Michael is a man with learning disabilities…
He is also a:

  • A son
  • A brother
  • A cousin
  • An uncle
  • A grandson

Aims of this section are to:

  • Help you acknowledge your own attitudes to families.
  • Understand why it is important to work with families.
  • Understand the specific concerns of older family carers.
  • Help you see people's lives in an historical context.
  • Help you empathise with the family experience of having a learning disabled member.

Exercise 1

What is your experience of working with the family carers of people with learning disabilities?

Off the top of your head - are there some words or phrases that come to mind to describe your experience of working with families? Jot down your initial thoughts.

Make a note of them so you can look back later and compare them to your thoughts after you have worked your way through the material in this section.
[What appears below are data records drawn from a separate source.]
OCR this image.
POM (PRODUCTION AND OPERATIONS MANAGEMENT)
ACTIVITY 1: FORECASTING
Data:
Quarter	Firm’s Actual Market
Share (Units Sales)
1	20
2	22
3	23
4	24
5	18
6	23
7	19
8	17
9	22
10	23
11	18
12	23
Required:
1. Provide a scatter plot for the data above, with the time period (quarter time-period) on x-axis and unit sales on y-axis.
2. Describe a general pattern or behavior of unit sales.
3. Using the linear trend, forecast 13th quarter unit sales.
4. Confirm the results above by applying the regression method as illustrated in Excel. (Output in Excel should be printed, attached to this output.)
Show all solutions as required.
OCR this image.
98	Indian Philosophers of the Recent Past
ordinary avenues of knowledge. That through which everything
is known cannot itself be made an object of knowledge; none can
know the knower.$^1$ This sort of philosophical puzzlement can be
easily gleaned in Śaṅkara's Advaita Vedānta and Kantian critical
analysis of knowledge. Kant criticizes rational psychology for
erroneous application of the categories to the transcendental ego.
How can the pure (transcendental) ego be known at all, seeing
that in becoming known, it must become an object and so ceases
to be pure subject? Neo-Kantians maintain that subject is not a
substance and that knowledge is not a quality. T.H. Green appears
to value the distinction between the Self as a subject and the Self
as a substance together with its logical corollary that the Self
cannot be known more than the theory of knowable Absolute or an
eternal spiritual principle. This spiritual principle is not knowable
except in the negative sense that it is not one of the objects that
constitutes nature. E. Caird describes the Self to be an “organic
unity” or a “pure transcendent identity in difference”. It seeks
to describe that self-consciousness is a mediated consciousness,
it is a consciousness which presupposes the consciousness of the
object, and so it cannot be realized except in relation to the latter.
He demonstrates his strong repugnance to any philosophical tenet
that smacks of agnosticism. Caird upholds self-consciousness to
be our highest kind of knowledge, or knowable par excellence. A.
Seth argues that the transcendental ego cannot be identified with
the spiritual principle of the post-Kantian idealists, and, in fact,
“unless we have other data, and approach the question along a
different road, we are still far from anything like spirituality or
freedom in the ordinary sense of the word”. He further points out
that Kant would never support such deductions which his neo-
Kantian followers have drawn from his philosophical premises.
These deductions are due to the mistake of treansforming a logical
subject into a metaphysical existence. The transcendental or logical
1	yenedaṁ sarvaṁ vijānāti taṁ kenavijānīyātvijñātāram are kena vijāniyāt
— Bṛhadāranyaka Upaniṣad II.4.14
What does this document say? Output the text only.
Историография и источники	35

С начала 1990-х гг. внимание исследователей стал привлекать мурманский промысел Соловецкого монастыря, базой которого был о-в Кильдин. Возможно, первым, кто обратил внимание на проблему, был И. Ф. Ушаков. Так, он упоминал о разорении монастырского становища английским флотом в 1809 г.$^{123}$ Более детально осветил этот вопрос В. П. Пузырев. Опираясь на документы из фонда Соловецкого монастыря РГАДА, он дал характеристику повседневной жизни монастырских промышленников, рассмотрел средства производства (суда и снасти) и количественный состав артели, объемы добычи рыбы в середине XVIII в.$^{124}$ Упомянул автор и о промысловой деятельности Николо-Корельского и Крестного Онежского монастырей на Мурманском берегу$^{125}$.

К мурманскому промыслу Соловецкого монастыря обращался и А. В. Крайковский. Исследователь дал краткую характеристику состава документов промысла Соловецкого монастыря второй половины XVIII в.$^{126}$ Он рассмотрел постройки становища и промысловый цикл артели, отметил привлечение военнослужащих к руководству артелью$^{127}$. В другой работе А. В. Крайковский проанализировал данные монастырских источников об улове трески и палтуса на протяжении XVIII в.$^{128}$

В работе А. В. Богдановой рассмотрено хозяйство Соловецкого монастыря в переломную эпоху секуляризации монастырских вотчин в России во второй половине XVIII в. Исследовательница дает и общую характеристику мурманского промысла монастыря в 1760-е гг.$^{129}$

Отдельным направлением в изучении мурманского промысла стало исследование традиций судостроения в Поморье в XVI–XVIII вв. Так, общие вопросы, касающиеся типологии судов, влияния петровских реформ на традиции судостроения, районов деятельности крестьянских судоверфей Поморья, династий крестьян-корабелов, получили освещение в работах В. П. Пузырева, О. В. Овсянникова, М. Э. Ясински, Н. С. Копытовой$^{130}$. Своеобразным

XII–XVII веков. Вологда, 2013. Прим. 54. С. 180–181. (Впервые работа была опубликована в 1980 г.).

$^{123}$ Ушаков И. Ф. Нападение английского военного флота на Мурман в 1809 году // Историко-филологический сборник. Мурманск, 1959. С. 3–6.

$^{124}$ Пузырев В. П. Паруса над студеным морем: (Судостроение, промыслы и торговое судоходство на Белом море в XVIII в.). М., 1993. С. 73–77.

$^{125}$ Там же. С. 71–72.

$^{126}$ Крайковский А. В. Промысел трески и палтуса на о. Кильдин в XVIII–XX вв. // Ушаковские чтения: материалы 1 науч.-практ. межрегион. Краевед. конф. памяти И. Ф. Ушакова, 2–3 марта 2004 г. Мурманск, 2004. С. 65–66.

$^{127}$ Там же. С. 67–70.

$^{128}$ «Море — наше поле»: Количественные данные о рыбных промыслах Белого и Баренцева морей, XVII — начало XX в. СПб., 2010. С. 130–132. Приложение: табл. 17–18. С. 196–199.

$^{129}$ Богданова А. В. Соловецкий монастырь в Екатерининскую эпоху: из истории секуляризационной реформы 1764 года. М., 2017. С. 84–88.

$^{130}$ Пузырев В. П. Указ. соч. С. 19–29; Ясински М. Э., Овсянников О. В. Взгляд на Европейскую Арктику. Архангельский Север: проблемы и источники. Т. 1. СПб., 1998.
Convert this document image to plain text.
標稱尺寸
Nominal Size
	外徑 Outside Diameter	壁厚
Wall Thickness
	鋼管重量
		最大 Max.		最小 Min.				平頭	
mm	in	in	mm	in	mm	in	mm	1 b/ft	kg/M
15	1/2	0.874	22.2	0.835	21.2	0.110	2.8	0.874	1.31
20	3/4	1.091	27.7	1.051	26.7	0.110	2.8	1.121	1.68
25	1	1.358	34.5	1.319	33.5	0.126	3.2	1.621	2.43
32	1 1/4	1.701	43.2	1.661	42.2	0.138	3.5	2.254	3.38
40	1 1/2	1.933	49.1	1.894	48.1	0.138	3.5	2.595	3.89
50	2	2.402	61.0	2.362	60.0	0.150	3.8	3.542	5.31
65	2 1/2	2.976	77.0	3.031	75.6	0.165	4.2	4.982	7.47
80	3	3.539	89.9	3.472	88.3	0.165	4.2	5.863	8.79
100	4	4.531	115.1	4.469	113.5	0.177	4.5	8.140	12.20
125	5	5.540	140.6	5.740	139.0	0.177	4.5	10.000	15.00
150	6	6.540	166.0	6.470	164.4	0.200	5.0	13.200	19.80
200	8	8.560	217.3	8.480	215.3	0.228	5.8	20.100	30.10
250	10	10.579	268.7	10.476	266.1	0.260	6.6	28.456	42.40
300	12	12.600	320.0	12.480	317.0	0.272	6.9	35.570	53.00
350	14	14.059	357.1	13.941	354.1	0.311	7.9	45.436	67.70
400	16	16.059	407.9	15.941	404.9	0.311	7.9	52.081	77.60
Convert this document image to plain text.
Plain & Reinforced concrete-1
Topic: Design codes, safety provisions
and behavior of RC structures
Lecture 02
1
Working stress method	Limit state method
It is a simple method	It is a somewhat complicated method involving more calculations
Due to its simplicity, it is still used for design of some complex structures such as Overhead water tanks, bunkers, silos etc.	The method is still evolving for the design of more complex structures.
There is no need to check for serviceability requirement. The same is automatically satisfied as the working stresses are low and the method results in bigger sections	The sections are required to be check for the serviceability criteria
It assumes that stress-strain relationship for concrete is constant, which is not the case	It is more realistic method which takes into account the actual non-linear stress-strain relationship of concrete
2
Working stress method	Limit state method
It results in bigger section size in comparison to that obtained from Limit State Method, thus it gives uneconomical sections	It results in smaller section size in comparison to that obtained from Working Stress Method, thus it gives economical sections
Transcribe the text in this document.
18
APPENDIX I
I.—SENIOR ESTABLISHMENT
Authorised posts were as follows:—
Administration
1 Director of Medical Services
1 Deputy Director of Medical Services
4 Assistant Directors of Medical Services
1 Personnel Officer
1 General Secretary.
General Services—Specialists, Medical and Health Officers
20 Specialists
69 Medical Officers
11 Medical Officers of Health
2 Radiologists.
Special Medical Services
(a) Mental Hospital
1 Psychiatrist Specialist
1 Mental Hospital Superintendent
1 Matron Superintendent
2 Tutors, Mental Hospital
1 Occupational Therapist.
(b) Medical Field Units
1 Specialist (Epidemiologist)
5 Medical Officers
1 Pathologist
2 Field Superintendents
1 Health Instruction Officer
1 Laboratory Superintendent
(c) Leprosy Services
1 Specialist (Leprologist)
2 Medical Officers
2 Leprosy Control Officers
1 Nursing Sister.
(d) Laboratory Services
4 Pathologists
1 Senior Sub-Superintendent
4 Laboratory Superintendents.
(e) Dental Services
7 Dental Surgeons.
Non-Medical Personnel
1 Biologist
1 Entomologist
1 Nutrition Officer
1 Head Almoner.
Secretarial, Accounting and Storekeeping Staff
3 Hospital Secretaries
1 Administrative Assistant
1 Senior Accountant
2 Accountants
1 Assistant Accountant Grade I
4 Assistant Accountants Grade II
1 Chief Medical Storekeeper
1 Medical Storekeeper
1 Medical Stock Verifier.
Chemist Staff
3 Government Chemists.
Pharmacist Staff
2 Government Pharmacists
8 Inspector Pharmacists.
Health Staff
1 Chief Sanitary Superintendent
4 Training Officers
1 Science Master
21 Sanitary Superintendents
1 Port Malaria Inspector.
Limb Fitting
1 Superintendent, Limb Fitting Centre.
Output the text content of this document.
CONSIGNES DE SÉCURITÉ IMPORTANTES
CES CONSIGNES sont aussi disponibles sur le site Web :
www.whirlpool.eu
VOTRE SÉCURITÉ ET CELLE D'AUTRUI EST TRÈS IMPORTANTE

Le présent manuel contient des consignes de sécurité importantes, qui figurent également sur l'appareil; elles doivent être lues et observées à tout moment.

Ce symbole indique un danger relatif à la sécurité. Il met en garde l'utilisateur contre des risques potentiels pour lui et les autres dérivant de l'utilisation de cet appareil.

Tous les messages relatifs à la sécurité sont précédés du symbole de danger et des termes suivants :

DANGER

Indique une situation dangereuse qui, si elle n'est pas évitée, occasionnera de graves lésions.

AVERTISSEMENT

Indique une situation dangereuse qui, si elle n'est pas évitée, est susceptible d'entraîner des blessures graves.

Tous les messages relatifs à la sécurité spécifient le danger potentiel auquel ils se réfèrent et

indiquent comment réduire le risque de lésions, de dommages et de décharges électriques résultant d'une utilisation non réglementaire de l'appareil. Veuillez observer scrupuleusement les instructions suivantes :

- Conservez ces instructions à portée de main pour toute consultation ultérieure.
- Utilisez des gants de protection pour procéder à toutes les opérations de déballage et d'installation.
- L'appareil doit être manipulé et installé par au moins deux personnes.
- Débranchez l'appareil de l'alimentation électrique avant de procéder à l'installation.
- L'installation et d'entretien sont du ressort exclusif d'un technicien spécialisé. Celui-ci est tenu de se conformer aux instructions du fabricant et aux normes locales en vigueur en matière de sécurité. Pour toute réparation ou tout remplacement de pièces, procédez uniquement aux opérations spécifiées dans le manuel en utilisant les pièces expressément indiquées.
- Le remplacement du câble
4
Families needs are diverse and complex. Anyone can have a learning disabled child so there can never be a typical family experience or a single family carer perspective. All families need to be respected for their unique qualities.

Having said this - families with a learning disabled member do share many experiences. There are many positive sides to caring for a learning disabled child but research also shows that families are disadvantaged compared to families where there is not a disabled child. These include:

  • High levels of stress
  • Financial disadvantage through loss of earnings and the high cost of caring
  • Health problems
  • Isolation
  • Problems with finding suitable housing
  • Increased risk of martial breakdown

(Quoted in 'Family Matters', DoH. 2001 – Beresford P. 1995.)

Research also shows us that whilst the situation is difficult for white family carers, in the ways described above, the situation for families from minority ethnic and black communities is qualitatively worse on a number of key indicators. These include:

  • high levels of unmet need - people are often completely unknown to services
  • poverty
  • poor housing
  • social isolation
  • lack of information
  • culturally appropriate services

(Baxter C. 1999 and Mir G. et al. 2001.)

What many families share in common is their relationship to and perceptions of services. As we will see below, many families feel frustrated by their encounters with services and the staff in them. ‘Stress is caused more often by trying to deal with the service system than any particular characteristic of the person with learning disabilities’, concluded a study of family carers in the Bristol area. ('In Their Own Right', Norah Fry 2000.)